{% import macros as m with context  %}

.. _sarsalambda_game:


Week 12: Sarsa(Lambda)
=============================================================================================================

{{ m.embed_game('week12_sarsa_lambda') }}


.. topic:: Controls
    :class: margin

    :kbd:`arrows`
        Move pacman and execute a step of Sarsa(Lambda) algorithm
    :kbd:`Space`
        Take a single action according to the current policy
    :kbd:`p`
        Follow the current policy
    :kbd:`r`
        Reset the game

    .. rubric:: Run locally

    :gitref:`../irlc/lectures/lec12/lecture_12_sarsa_lambda_open.py`

What you see
^^^^^^^^^^^^^^^^^^^^^^^^^^^^^^^^^^^^^^^^^^^^^^^^^^^^^^^^^^^^^^^^^^^^^^^^^^^^^^^^^^^^^^^^^^^^^^^^^^^^^^^^^

The example show the Sarsa-Lambda-algorithm on a gridworld. The living reward is 0, agent obtains a reward of +1 at the exit square.
The light-blue numbers are the value of the eligibility trace, i.e. :math:`E(s,a)`, which are used to update the :math:`Q`-values.

How it works
^^^^^^^^^^^^^^^^^^^^^^^^^^^^^^^^^^^^^^^^^^^^^^^^^^^^^^^^^^^^^^^^^^^^^^^^^^^^^^^^^^^^^^^^^^^^^^^^^^^^^^^^^

When the agent takes action :math:`a` in a state :math:`s`, and then get an immediate reward of :math:`r` and move to a new state :math:`s'`, and here takes action :math:`a'`,
then the Q-values are updated according to the rule

.. math::
    :label: sarsalambda

    \delta & = r + \gamma Q(s', a') - Q(s, a) \\
    E(s, a) & = E(s, a) + 1

Then for *all* states and actions the following updates are performed:

.. math::

    Q(s, a) & = Q(s, a) + \alpha \delta E(s,a) \\
    E(s,a) & = \gamma \lambda E(s,a)

Actions are selected epsilon-greedy with respect to the Q-values.


.. warning::

    Similar to :ref:`sarsa_game`, the updates the to :math:`Q`-values seem to lack a step behind where Pacman is because we need to know the next action :math:`a'` in order to update :math:`Q(s, a)` (see above).
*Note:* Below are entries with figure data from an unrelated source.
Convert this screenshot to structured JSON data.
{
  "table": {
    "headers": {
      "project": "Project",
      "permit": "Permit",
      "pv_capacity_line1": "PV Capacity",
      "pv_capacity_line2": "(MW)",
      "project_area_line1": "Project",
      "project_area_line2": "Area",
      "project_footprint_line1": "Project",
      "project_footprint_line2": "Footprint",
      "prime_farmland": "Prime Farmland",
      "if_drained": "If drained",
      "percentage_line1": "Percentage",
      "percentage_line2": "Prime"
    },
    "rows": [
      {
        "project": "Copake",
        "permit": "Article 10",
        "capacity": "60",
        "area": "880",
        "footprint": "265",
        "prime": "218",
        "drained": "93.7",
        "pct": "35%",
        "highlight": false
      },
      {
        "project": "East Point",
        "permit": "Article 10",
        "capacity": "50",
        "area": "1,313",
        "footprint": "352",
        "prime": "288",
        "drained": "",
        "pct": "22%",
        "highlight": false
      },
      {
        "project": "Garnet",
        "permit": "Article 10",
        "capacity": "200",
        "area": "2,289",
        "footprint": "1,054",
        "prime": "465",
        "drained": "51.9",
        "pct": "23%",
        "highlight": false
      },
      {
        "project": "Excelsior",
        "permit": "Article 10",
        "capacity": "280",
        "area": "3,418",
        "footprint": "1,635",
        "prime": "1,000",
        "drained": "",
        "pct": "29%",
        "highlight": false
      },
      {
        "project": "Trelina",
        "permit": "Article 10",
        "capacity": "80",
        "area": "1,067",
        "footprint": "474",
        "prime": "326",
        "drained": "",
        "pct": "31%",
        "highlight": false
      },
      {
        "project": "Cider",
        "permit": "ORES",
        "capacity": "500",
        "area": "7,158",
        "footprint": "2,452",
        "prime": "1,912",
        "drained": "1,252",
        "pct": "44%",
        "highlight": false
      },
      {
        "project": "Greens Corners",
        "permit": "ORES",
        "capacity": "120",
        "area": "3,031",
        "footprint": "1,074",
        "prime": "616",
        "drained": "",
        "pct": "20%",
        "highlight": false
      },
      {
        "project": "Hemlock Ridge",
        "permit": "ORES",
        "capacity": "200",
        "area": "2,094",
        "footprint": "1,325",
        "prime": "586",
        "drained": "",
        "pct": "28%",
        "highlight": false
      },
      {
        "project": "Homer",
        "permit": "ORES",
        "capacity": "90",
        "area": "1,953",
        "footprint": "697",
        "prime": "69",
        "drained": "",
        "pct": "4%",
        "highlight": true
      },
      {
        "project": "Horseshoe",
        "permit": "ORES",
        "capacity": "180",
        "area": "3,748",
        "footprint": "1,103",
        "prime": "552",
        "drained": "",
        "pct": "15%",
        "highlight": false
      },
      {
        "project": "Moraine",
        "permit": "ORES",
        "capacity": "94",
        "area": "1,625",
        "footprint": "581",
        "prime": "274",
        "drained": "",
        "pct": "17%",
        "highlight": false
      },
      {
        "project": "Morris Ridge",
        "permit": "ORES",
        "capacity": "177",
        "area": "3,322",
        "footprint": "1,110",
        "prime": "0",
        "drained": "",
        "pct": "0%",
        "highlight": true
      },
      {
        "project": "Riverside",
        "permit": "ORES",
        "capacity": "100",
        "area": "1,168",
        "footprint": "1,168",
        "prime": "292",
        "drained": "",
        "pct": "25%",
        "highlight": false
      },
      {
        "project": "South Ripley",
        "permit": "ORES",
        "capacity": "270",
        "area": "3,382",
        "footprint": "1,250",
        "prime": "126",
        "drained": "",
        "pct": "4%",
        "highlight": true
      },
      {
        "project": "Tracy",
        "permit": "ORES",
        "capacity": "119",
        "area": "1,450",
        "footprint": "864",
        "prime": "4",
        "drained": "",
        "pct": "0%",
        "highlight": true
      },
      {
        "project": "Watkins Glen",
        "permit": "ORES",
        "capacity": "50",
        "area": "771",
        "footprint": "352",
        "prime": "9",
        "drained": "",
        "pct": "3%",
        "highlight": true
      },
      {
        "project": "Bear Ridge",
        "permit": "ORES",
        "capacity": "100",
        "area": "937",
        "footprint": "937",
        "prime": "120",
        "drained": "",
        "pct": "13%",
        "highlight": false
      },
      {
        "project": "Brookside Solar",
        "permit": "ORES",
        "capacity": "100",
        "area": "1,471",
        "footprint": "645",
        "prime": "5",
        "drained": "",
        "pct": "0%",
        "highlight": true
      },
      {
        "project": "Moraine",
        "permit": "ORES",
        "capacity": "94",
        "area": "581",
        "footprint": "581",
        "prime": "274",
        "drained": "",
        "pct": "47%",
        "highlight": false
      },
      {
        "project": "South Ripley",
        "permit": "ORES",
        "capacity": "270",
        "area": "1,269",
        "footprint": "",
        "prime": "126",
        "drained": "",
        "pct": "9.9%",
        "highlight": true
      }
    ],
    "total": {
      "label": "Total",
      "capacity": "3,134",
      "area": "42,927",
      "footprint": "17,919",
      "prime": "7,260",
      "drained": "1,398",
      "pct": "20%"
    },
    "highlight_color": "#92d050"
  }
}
    For visualization purposes, the simulation shows the value of the eligibility trace just after the update :math:`Q(s, a) \leftarrow Q(s, a) + \alpha \delta E(s,a)`, since I think it is easier to understand
    the update when one can see the value of the eligibility trace used in the update and not after it has been exponentially decayed  :math:`E(s,a) \leftarrow \gamma \lambda E(s,a)`